What is Driving Hospitals' Patient-Safety Efforts?

Kelly J. Devers; Hoangmai H. Pham; Gigi Liu


Health Affairs. 2004;23(2) 

In This Article

Abstract and Introduction

The Institute of Medicine's report To Err Is Human described the alarming prevalence of medical errors and recommended a range of activities to improve patient safety. Three general mechanisms for stimulating hospitals to reduce medical errors are professionalism, regulation, and market forces. Although some believe that market forces are becoming more important, we found that a quasi-regulatory organization (the Joint Commission on Accreditation of Healthcare Organizations) has been the primary driver of hospitals' patient-safety initiatives. Professional and market initiatives have also facilitated improvement, but hospitals report that these have had less impact to date.

The year 1999 was a watershed period for patient safety. With the publication of the Institute of Medicine's (IOM s) report To Err Is Human, medical error became a national problem that became increasingly difficult for providers to ignore.[1] The report set some ambitious goals for all parties in the health care system, calling for a 50 percent reduction in medical errors over five years. To achieve this goal, the report argued that a multifaceted approach was needed, and its recommendations reflected this view.

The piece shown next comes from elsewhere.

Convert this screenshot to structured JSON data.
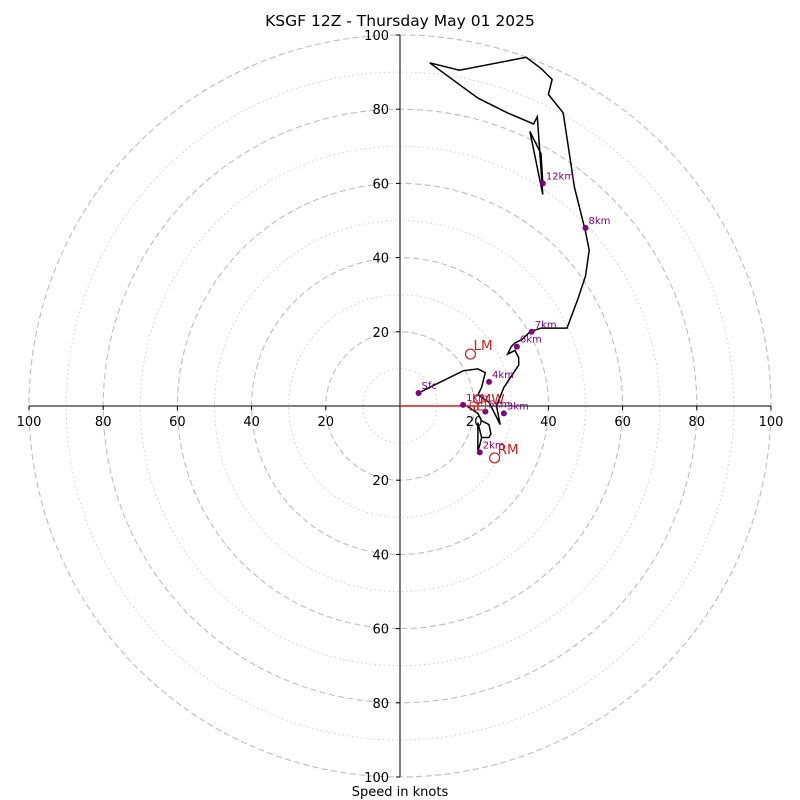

Three general mechanisms can stimulate hospitals to improve patient safety and quality more broadly: professionalism, regulation, and markets. Professionalism is a system of self-governance, wherein members of a profession set and maintain standards primarily through shared values, norms, and educational activities. Regulation is when the government establishes a set of standards to which all parties must adhere. U.S. health care regulation has been strongly influenced by professionals, in that the government often allows regulatory requirements to be satisfied by adherence to standards established by professional associations, or public and private organizations governed primarily by professionals. For example, hospitals participating in Medicare are required to undergo regulatory review by the Centers for Medicare and Medicaid Services (CMS). Alternatively, through its "deeming authority," the CMS allows hospitals to participate if they are accredited by a private body approved by the CMS (such as the Joint Commission on Accreditation of Healthcare Organizations, or JCAHO). Private organizations fulfilling this role are sometimes referred to as quasi-regulatory organizations. Finally, purchasers and consumers can use market mechanisms to stimulate hospitals to improve patient safety by rewarding or punishing them based on their patient-safety performance or progress.

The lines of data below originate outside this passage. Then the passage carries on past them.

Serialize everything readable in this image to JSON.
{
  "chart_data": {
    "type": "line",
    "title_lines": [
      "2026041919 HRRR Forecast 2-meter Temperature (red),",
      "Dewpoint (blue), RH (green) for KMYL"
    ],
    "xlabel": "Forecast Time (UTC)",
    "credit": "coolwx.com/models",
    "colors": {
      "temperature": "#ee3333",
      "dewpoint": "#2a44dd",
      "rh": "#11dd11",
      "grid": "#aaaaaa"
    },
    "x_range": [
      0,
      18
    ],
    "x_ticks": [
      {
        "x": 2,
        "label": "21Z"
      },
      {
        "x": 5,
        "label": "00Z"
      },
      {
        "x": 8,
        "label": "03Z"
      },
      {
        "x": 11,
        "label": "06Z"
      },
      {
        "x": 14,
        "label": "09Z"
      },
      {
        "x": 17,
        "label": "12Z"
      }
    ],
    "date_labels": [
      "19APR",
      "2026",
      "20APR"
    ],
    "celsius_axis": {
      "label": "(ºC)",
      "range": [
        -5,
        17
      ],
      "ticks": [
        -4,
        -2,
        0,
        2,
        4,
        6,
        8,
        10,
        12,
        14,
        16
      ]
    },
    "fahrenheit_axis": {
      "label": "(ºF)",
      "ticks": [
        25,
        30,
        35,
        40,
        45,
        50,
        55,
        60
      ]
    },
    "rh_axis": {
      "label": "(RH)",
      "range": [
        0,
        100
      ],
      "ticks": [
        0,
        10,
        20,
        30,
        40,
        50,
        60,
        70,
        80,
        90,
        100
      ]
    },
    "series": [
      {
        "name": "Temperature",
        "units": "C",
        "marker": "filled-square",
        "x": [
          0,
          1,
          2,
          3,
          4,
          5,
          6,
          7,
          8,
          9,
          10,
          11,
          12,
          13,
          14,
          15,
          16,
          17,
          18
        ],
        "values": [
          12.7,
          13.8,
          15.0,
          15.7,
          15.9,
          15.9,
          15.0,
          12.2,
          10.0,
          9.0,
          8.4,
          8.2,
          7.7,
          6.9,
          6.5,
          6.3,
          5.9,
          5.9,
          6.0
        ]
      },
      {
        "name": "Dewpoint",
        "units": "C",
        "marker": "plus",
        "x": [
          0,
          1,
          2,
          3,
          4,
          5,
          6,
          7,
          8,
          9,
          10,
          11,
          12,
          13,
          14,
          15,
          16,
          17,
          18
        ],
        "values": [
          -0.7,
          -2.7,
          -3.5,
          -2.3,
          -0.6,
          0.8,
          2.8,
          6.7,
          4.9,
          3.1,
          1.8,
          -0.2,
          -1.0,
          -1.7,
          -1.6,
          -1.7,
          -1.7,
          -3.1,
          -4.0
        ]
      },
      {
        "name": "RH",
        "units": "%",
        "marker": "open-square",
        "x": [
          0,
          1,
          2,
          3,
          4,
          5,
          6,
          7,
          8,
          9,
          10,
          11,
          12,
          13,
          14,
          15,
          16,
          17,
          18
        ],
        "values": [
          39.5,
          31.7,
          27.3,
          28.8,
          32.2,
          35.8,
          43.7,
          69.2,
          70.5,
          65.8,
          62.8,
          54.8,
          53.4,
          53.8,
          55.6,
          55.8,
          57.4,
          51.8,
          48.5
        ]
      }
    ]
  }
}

The purpose of this paper is to describe hospitals' systems and freestanding hospitals' patient-safety initiatives; their progress toward implementing them; and the relative roles that professionalism, regulation, and markets play in stimulating progress.[2] The paper addresses three specific questions: (1) What are hospitals' major patient-safety initiatives now, and how far along are hospitals in implementing them? (2) What facilitates and impedes hospitals' progress in patient safety in local markets? (3) What impact have patient-safety efforts had on hospitals, the health care professionals working with them, and patients?